Ia muak. Sangat muak.
"AKU SEDANG BERBICARA PADAMU, XI LUHAN! DASAR ANAK SIALAN! KURANG AJAR!" teriak Tuan Xi kepada punggung anak sulungnya yang semakin lama semakin menjauh.
"Appa, sudahlah," sang anak bungsu memegang kedua bahu paman yang telah dianggap ayahnya sendiri itu. Sedangkan sang istri merangkul erat lengan suaminya sembari terisak.
#
Kelas di siang hari itu terlihat sangat membosankan dimata Luhan. Sedari tadi pikirannya tidak fokus sama sekali sehingga semua kelas kuliahnya hari itu seperti lewat begitu saja olehnya. Maka ia memutuskan untuk membolos, di perpustakaan.
Jika Luhan membolos ke kantin, ia tidak bisa menenangkan pikirannya yang bisa diibaratkan seperti benang kusut. Rumit, semrawut, susah diuraikan.
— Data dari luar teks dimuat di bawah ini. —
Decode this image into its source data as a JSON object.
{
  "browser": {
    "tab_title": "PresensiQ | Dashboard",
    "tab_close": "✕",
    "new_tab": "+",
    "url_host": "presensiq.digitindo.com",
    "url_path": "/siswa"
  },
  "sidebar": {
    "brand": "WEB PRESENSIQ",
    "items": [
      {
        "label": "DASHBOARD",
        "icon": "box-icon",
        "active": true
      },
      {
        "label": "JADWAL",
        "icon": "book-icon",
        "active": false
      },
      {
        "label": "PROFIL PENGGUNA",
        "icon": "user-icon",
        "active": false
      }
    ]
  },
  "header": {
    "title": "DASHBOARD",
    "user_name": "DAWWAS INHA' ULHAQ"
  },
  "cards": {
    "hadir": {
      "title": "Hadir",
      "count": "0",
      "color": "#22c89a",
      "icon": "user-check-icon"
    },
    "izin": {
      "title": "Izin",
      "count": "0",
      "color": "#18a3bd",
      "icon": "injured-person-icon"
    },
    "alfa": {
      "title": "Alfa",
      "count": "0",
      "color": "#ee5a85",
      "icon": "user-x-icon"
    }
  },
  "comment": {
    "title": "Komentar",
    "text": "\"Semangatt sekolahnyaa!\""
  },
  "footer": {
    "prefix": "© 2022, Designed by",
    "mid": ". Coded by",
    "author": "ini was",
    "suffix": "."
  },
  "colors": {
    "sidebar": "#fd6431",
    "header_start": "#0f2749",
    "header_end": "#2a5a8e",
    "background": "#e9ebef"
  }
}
Berbeda dengan di perpustakaan yang notabene tenang dan damai. Jika ada yang bertanya sedang apa dia disini, maka ia akan berdalih untuk mencari referensi baru untuk partitur musiknya.
Ya, Luhan kuliah di fakultas kesenian dan mengambil jurusan musik. Berbeda dengan keinginan Appa-nya yang menginginkannya masuk ke fakultas manajemen, untuk dapat meneruskan perusahaan orangtuanya kelak.
Baginya, musik adalah segalanya. Luhan dapat mengekspresikan semua kegundahannya, emosinya, kesenangannya ke dalam musik. Musik juga dapat mempengaruhi mood seseorang yang mendengarnya. Dan musik dapat menenangkan pikirannya yang saat ini luar biasa kacau.
Setelah memastikan laptop miliknya terhubung dengan WiFi, ia mencolokkan kabel konektor headset miliknya, memasangnya ditelinga dan menyalakan musik dengan volume yang paling keras.
Biarkan dia egois, tidak ada yang perlu tahu apa alasannya.
#
Bus terakhir yang akan lewat di halte dekat kampus Luhan tiba sekitar pukul sepuluh malam. Mengapa Luhan hafal jadwal bus tersebut?
Karena ia biasa pulang dengan bus terakhir yang lewat.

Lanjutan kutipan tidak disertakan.